Which five words best describe you? Totally and utterly in love.
How did you get your start and what path have you taken since? I redirected my career path from hairdressing to advertising to interior styling, so the age-old saying third time's a charm is absolutely spot on. After studying at Enmore Design Centre, I took the typical path of a committed, nerdy, eager-to-learn styling pupil. I assisted some great Australian stylists who still inspire me today. One step at a time, I grew into my own. I worked freelance on a number of glossy titles before settling into a full-time styling role at Australian Home Beautiful. Now I reside at Inside Out magazine as its super-busy Style Editor.
What advice would you give to aspiring creatives? Just do it, less thought, less talk, more action.

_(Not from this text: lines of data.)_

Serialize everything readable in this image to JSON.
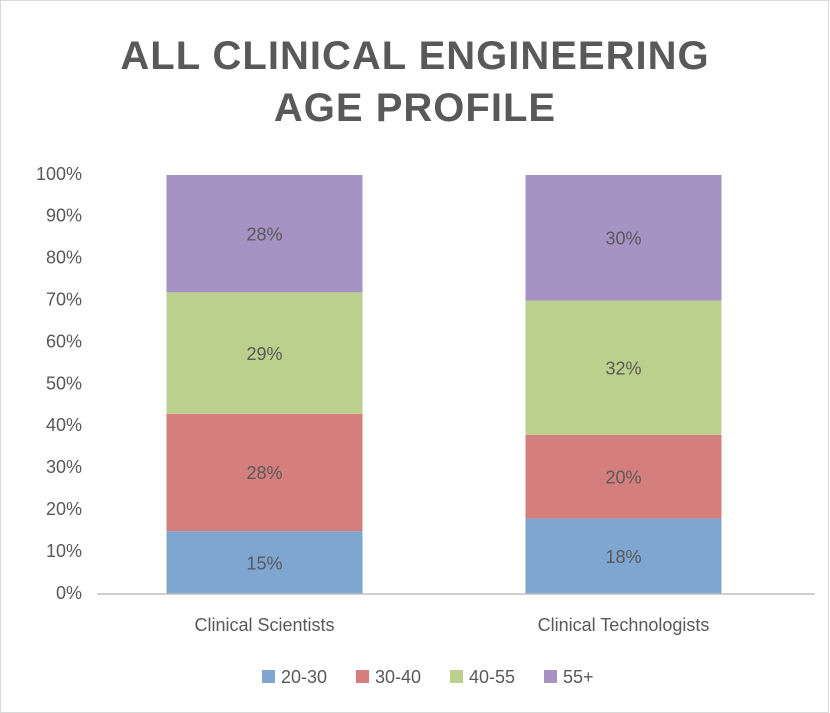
{
  "chart_data": {
    "type": "stacked_bar",
    "title": "ALL CLINICAL ENGINEERING AGE PROFILE",
    "categories": [
      "Clinical Scientists",
      "Clinical Technologists"
    ],
    "series": [
      {
        "name": "20-30",
        "color": "#7fa5d1",
        "values": [
          15,
          18
        ],
        "value_labels": [
          "15%",
          "18%"
        ]
      },
      {
        "name": "30-40",
        "color": "#d47f7d",
        "values": [
          28,
          20
        ],
        "value_labels": [
          "28%",
          "20%"
        ]
      },
      {
        "name": "40-55",
        "color": "#bbd08c",
        "values": [
          29,
          32
        ],
        "value_labels": [
          "29%",
          "32%"
        ]
      },
      {
        "name": "55+",
        "color": "#a692c3",
        "values": [
          28,
          30
        ],
        "value_labels": [
          "28%",
          "30%"
        ]
      }
    ],
    "ylim": [
      0,
      100
    ],
    "yticks": [
      {
        "value": 0,
        "label": "0%"
      },
      {
        "value": 10,
        "label": "10%"
      },
      {
        "value": 20,
        "label": "20%"
      },
      {
        "value": 30,
        "label": "30%"
      },
      {
        "value": 40,
        "label": "40%"
      },
      {
        "value": 50,
        "label": "50%"
      },
      {
        "value": 60,
        "label": "60%"
      },
      {
        "value": 70,
        "label": "70%"
      },
      {
        "value": 80,
        "label": "80%"
      },
      {
        "value": 90,
        "label": "90%"
      },
      {
        "value": 100,
        "label": "100%"
      }
    ],
    "grid": false,
    "legend": "bottom"
  }
}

What's your proudest career achievement? Most stylists will tell you that the end of any big shoot is a very proud moment, I'm no different. I love to bask in beautiful imagery once the chaos is over, but right now I'm quite happy with the cover styling of Inside Out magazine's 10th anniversary issue along with the styling of its 10th birthday party, an event which displayed art pieces for auction by the likes of Akira Isogawa, Kate Sylvester, David Bromley, Jason Benjamin and a whole swag of other talent. The night boasted oversized colourful dahlias, bright whimsical wire-furniture by Patricia Urquiola and an enchanting hanging garden.
What has been your best decision? To explore, to be open, to scrap poor ideas (that I thought were good) to make way for great ones.
Who inspires you? My beautiful husband for his ease at being happy, my dad for his incredible working pow wow, my 5-year old burmilla for her adaptability, stylists, artists, creatives, people who suffer for their art but do it anyway, and of course, my mum.
What are you passionate about? Creating, relaxing, being calm among chaos, mental expansion, skill development, delivering good work, pretty pictures, nature, the beauty in
our everyday and the quirkiness in what some call ugly.
What dream do you still want to fulfil? Can I add an s please?! I have stacks of dreams, big and small, each one is worth conquering, no matter the size. Some are: motherhood, the Kokoda trail, styling projects for my favourite overseas publications, eternal happiness, rock climbing in Thailand.
What are you reading? Looking at the large stack of books on my living room floor, the top three are: Around Fog Linen (a little book/zine spun from the catalogue of Fog Linen, a very beautiful Lithuanian linen company based in Japan). It houses a bunch of creative people profiles and shows pictures of Fog Linen product in various creative people's homes around the world.
Design as Art by Bruno Munari and Marcel Breuer: Design and Architecture. Below these three titles are more design, art, and tree books, some read thoroughly, some merely grazed over, and some have rarely been opened but they have great spines.